100D’autres ouvrages, comme celui du Père Étienne Binet qui s’intitule, Consolation et resjouissance pour les malades et personnes affligées[82], sont bien connus et sont de nombreuses fois réédités. En effet, l’eschatologie chrétienne dans sa plus stricte tradition appelle moins la résignation que la réjouissance face à la mort, rejoignant la pensée de saint François de Sales dans l’Introduction à la vie dévote, lorsqu’il dit : « Rendez-moi cette heure heureuse et favorable » [83].

101Toutefois, ces écrits donnent assez peu de témoignages sur des manifestations de joie ou d’extase à l’approche de la mort. L’homme évoque essentiellement les actes de dévotion et de résignation de son épouse lors d’un combat ultime aux abords mystérieux dont il est le simple spectateur. Isaac Meissonnier y fait allusion cependant, mais semblerait presque s’en étonner.

102

(1669) Elle « y prenoit un singulier plaisir, et le remercioit. Ses dernières paroles furent toutes saintes et religieuses, vrais indices de sa foy et espérence, disant : « Je crois que Jésus Christ est mort pour mes offences et est ressuscité pour ma justification », expirant peu de temps après doucement et tranquillemant à la grande edification des assistans, remettant son ame entre les mains de Dieu son fidèle Créateur et Conservateur, par-devers lequel elle se repose de ses travaux et ses œuvres l’ont suivie » [84].

103Le notaire Étienne Borrelly semble évoquer également les sentiments de félicité qu’aurait éprouvés son épouse au moment de son départ :

104

(1683) « S’estoit une bonne âme, elle se confessoit et communioit tous les samedis, estant morte très bien résolue et regardant la mort avec joye. Tous les religieux qui venoient la voir estoient ravis de voir une telle constance » [85].

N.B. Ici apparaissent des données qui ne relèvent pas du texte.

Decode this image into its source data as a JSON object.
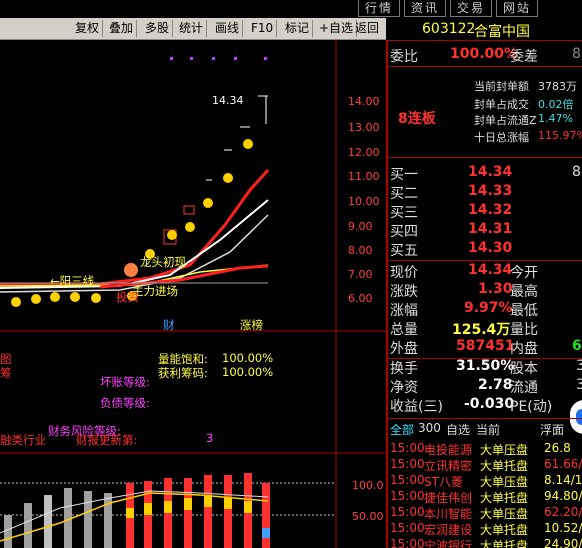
{
  "topmenu": [
    "行情",
    "资讯",
    "交易",
    "网站"
  ],
  "toolbar": [
    "复权",
    "叠加",
    "多股",
    "统计",
    "画线",
    "F10",
    "标记",
    "+自选",
    "返回"
  ],
  "ticker": {
    "code": "603122",
    "name": "合富中国"
  },
  "chart": {
    "price_labels": [
      "14.00",
      "13.00",
      "12.00",
      "11.00",
      "10.00",
      "9.00",
      "8.00",
      "7.00",
      "6.00"
    ],
    "high_label": "14.34",
    "annotations": {
      "sanyang": "←阳三线",
      "longtou": "龙头初现",
      "zhuli": "主力进场",
      "touzi": "投资",
      "cai": "财",
      "zhangbang": "涨榜"
    },
    "middle": {
      "l1": "量能饱和:",
      "v1": "100.00%",
      "l2": "获利筹码:",
      "v2": "100.00%",
      "huaizhang": "坏账等级:",
      "fuzhai": "负债等级:",
      "fengxian": "财务风险等级:",
      "hangye": "同类行业",
      "paiming": "财报更新第:",
      "paiming_val": "3",
      "left_bits": [
        "图",
        "筹",
        "",
        "",
        "",
        "融类行业"
      ]
    },
    "lower_ticks": [
      "100.0",
      "50.00"
    ]
  },
  "right": {
    "weibi_label": "委比",
    "weibi_val": "100.00%",
    "weicha_label": "委差",
    "weicha_val": "8",
    "lianban": "8连板",
    "stats": [
      {
        "label": "当前封单额",
        "value": "3783万"
      },
      {
        "label": "封单占成交",
        "value": "0.02倍"
      },
      {
        "label": "封单占流通Z",
        "value": "1.47%"
      },
      {
        "label": "十日总涨幅",
        "value": "115.97%"
      }
    ],
    "buys": [
      {
        "label": "买一",
        "price": "14.34",
        "vol": "8"
      },
      {
        "label": "买二",
        "price": "14.33",
        "vol": ""
      },
      {
        "label": "买三",
        "price": "14.32",
        "vol": ""
      },
      {
        "label": "买四",
        "price": "14.31",
        "vol": ""
      },
      {
        "label": "买五",
        "price": "14.30",
        "vol": ""
      }
    ],
    "quote": [
      {
        "l": "现价",
        "v": "14.34",
        "l2": "今开",
        "v2": ""
      },
      {
        "l": "涨跌",
        "v": "1.30",
        "l2": "最高",
        "v2": ""
      },
      {
        "l": "涨幅",
        "v": "9.97%",
        "l2": "最低",
        "v2": ""
      },
      {
        "l": "总量",
        "v": "125.4万",
        "l2": "量比",
        "v2": ""
      },
      {
        "l": "外盘",
        "v": "587451",
        "l2": "内盘",
        "v2": "6"
      }
    ],
    "quote2": [
      {
        "l": "换手",
        "v": "31.50%",
        "l2": "股本",
        "v2": "3"
      },
      {
        "l": "净资",
        "v": "2.78",
        "l2": "流通",
        "v2": "3"
      },
      {
        "l": "收益(三)",
        "v": "-0.030",
        "l2": "PE(动)",
        "v2": ""
      }
    ],
    "tabs": {
      "all": "全部",
      "n300": "300",
      "zixuan": "自选",
      "dangqian": "当前",
      "fumian": "浮面"
    },
    "list": [
      {
        "time": "15:00",
        "name": "电投能源",
        "type": "大单压盘",
        "val": "26.8"
      },
      {
        "time": "15:00",
        "name": "立讯精密",
        "type": "大单托盘",
        "val": "61.66/"
      },
      {
        "time": "15:00",
        "name": "ST八菱",
        "type": "大单压盘",
        "val": "8.14/1"
      },
      {
        "time": "15:00",
        "name": "捷佳伟创",
        "type": "大单托盘",
        "val": "94.80/"
      },
      {
        "time": "15:00",
        "name": "本川智能",
        "type": "大单压盘",
        "val": "62.20/"
      },
      {
        "time": "15:00",
        "name": "宏润建设",
        "type": "大单托盘",
        "val": "10.52/"
      },
      {
        "time": "15:00",
        "name": "宁波银行",
        "type": "大单托盘",
        "val": "24.90/"
      }
    ]
  },
  "colors": {
    "red": "#ff3030",
    "yellow": "#ffff40",
    "axis": "#aa0000",
    "green": "#20e020"
  }
}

Épouses, saintes et martyres

105Les agonies les plus lentes et les plus douloureuses sont comparées, par les images et le vocabulaire employés, aux supplices du Christ et des saints martyrs. La longue description des agonies des épouses les élève, dans l’imagerie des représentations familiales, au rang de saintes et martyres :

106

(1667) « La pauvre femme avoit demeuré quelque douze ans dans une paralisie, laquelle dans ce temps elle a souffert bien des douleurs, et pourtant elle prenoit la souffrance pour l’amour de Dieu ; elle est morte comme une martire. Prié le bon Dieu que il aie reçu son âme en son saint Paradis » [86].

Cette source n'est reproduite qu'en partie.